Is platinum doing any better than palladium?

The Platinum group of metals on the NYSE Arca index had dropped approximately 28% since the beginning of March as the Russia–Ukraine conflict intensified.

With Russia also being a major producer of platinum, investors have been worried that increasing sanctions on the country could make it too difficult for most Russian-backed firms to find buyers for their commodities.
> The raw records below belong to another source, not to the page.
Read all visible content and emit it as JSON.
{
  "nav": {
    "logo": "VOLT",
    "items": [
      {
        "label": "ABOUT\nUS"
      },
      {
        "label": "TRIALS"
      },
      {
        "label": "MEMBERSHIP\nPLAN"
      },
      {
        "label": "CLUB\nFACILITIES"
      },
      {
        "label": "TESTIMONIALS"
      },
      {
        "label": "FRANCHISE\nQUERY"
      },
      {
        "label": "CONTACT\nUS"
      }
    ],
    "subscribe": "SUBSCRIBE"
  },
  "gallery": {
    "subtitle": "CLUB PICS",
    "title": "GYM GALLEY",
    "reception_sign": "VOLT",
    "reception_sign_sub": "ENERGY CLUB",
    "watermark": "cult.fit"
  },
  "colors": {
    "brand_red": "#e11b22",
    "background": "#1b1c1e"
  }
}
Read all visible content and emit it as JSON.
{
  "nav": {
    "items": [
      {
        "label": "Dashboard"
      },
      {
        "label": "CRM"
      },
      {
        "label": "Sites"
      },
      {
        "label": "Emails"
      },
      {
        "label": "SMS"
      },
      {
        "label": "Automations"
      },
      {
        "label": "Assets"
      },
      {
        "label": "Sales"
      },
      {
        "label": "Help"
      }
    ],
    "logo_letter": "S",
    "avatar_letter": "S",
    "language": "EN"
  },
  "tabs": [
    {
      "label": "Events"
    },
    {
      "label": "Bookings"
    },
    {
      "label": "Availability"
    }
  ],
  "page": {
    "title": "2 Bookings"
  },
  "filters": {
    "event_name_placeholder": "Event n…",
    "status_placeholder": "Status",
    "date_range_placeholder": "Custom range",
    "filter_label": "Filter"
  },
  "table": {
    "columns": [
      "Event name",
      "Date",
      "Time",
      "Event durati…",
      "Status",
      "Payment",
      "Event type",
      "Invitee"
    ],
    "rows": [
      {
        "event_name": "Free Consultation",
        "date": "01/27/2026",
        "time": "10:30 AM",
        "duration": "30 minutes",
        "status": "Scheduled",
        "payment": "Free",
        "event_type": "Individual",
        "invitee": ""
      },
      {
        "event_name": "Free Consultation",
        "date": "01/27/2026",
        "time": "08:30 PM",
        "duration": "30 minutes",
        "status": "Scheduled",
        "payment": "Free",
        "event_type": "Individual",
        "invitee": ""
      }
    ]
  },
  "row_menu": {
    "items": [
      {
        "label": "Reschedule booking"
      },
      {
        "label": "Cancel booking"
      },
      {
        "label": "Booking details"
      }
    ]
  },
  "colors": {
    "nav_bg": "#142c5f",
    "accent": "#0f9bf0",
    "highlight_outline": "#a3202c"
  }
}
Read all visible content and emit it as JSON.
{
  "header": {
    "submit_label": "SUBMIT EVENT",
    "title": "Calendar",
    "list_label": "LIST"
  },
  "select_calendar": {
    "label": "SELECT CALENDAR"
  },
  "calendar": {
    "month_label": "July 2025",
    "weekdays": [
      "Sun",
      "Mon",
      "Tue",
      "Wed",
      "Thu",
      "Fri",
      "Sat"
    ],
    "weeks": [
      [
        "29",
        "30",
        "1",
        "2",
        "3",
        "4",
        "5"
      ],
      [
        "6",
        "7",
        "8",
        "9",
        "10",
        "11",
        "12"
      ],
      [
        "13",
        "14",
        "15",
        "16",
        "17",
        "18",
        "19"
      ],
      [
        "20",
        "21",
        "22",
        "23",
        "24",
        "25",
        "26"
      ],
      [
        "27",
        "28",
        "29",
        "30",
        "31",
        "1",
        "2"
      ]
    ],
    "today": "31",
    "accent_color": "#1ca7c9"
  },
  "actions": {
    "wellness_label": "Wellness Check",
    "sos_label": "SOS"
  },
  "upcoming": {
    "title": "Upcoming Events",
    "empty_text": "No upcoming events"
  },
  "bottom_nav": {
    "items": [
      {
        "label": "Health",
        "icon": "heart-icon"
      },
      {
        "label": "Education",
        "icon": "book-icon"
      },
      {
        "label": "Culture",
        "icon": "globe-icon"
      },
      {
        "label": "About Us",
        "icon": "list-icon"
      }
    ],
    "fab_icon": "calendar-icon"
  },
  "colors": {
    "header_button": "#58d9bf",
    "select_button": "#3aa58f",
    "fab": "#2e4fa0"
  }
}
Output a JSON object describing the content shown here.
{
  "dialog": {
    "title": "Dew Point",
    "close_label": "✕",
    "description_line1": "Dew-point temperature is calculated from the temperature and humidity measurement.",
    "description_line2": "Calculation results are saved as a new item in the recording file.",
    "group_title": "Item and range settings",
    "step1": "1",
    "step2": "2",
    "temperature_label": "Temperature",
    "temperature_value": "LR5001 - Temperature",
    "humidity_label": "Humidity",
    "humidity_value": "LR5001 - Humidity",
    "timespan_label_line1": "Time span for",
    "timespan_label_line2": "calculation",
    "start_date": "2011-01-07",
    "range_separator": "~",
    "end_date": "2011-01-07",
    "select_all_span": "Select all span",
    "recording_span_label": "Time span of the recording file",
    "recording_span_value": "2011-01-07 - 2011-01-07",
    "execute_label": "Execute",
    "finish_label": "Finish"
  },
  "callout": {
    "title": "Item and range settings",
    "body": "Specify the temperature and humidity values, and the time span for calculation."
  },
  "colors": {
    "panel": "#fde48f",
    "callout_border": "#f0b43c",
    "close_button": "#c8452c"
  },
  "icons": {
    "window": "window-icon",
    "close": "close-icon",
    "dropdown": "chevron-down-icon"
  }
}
The supply-chain fears that have plagued palladium are also being echoed when it comes to platinum, especially given the metal’s rising value in chemical industries as well as petroleum industries.

A slowdown in the Chinese economy as a result of the recent surge in Covid-19 cases, which led to a shutdown of many automotive manufacturing plants. With China being one of the topmost auto producers in the world, the shutdowns have dented the demand for platinum as a substitute for palladium for auto catalysts.

As a result, platinum prices had dropped to multi-month lows recently. However, since the ban of the two Russian refineries, platinum demand has also bounced back, with the precious metal nearing the $1,000 per troy ounce (t oz) range, close to one-week highs, as at the time of writing.

Yet even as its price has rallied on the news, platinum is still less than half the price of palladium. It is also still being seen as a viable alternative for the latter, which means demand is likely to remain high.